In this notebook, we will create and refine features to improve model performance. 

In [16]:
import pandas as pd
import numpy as np

# I. Data daily

In [17]:
# Load the dataset
read_dir = '../data/processed/'
train_data = pd.read_excel(read_dir + 'train_data.xlsx')
test_data = pd.read_excel(read_dir + 'test_data.xlsx')
#X_train = pd.read_excel(read_dir + 'X_train.xlsx')
#y_train = pd.read_excel(read_dir + 'y_train.xlsx')
#X_test = pd.read_excel(read_dir + 'X_test.xlsx')
#y_test = pd.read_excel(read_dir + 'y_test.xlsx')

In [18]:
def create_features_and_split(data):
    df = data.copy()

    df['spread'] = df['tempmax'] - df['tempmin']
    df['temp_dew_diff'] = df['temp'] - df['dew']
    df['feelslike_diff'] = df['feelslike'] - df['temp']
    df['is_heatwave'] = (df['tempmax'].rolling(window=3, min_periods=1).min() >= 35).astype(int)
    df['PET'] = (0.0023 * df['solarenergy'] * 0.408 * np.sqrt(df['tempmax'] - df['tempmin']) * (df['temp'] + 17.8))
    df['daylight_duration_hours'] = (df['sunset'] - df['sunrise']).dt.total_seconds() / 3600
    df['wind_U'] = df['windspeed'] * np.sin(2 * np.pi * df['winddir'] / 360)
    df['wind_V'] = df['windspeed'] * np.cos(2 * np.pi * df['winddir'] / 360)
    df['pressure_daily_change'] = df['sealevelpressure'].diff(3)
    df['solar_cloud_interaction'] = df['solarradiation'] * (1 - (df['cloudcover'] / 100))
    df['wind_gust_ratio'] = df['windgust'] / (df['windspeed'] + 1e-6)
    
    if 'datetime' in df.columns:
        df['month_sin'] = np.sin(2 * np.pi * df['datetime'].dt.month / 12)
        df['month_cos'] = np.cos(2 * np.pi * df['datetime'].dt.month / 12)
        df['day_sin'] = np.sin(2 * np.pi * df['datetime'].dt.day_of_year / 365.25)
        df['day_cos'] = np.cos(2 * np.pi * df['datetime'].dt.day_of_year / 365.25)
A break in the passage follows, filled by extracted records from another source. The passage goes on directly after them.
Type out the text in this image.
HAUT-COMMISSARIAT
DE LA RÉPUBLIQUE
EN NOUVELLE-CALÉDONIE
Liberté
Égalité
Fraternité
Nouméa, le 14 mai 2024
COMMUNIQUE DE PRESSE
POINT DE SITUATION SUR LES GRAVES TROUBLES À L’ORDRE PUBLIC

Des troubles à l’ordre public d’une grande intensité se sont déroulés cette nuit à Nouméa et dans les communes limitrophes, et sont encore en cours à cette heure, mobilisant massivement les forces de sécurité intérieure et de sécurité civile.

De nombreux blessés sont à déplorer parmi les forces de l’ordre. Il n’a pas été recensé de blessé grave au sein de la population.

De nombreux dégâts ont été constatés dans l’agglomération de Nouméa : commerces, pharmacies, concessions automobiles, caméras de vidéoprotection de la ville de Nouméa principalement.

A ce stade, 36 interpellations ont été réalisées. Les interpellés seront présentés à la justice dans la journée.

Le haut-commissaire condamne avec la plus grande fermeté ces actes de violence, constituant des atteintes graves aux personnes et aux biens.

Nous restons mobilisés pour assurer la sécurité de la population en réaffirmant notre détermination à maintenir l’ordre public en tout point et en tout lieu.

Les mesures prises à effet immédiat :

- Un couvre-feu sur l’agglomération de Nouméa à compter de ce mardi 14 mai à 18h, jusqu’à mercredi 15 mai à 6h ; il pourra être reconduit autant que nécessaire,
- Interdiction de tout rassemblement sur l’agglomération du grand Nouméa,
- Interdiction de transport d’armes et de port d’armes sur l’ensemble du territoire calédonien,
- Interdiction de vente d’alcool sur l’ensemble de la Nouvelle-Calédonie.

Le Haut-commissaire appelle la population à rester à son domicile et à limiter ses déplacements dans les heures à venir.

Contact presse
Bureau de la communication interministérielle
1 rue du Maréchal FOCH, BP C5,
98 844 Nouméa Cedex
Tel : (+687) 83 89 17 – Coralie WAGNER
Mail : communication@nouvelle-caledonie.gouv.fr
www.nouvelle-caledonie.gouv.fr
    roll_cols = ['dew', 'humidity', 'precip', 'precipcover', 
                 'windgust', 'windspeed', 'sealevelpressure', 
                 'cloudcover', 'visibility', 'solarradiation', 
                 'solarenergy', 'uvindex', 'conditions_Clear', 
                 'conditions_Overcast', 'conditions_Partially cloudy', 
                 'conditions_Rain', 'conditions_Rain, Overcast', 
                 'conditions_Rain, Partially cloudy','spread', 
                 'temp_dew_diff', 'feelslike_diff', 'is_heatwave', 
                 'PET', 'daylight_duration_hours', 'wind_U', 'wind_V']

    lag_cols = ['spread', 'humidity', 'dew', 'precip',
                'precipcover', 'solarradiation',
                'sealevelpressure', 'windspeed', 'winddir',
                'windgust', 'cloudcover', 'visibility']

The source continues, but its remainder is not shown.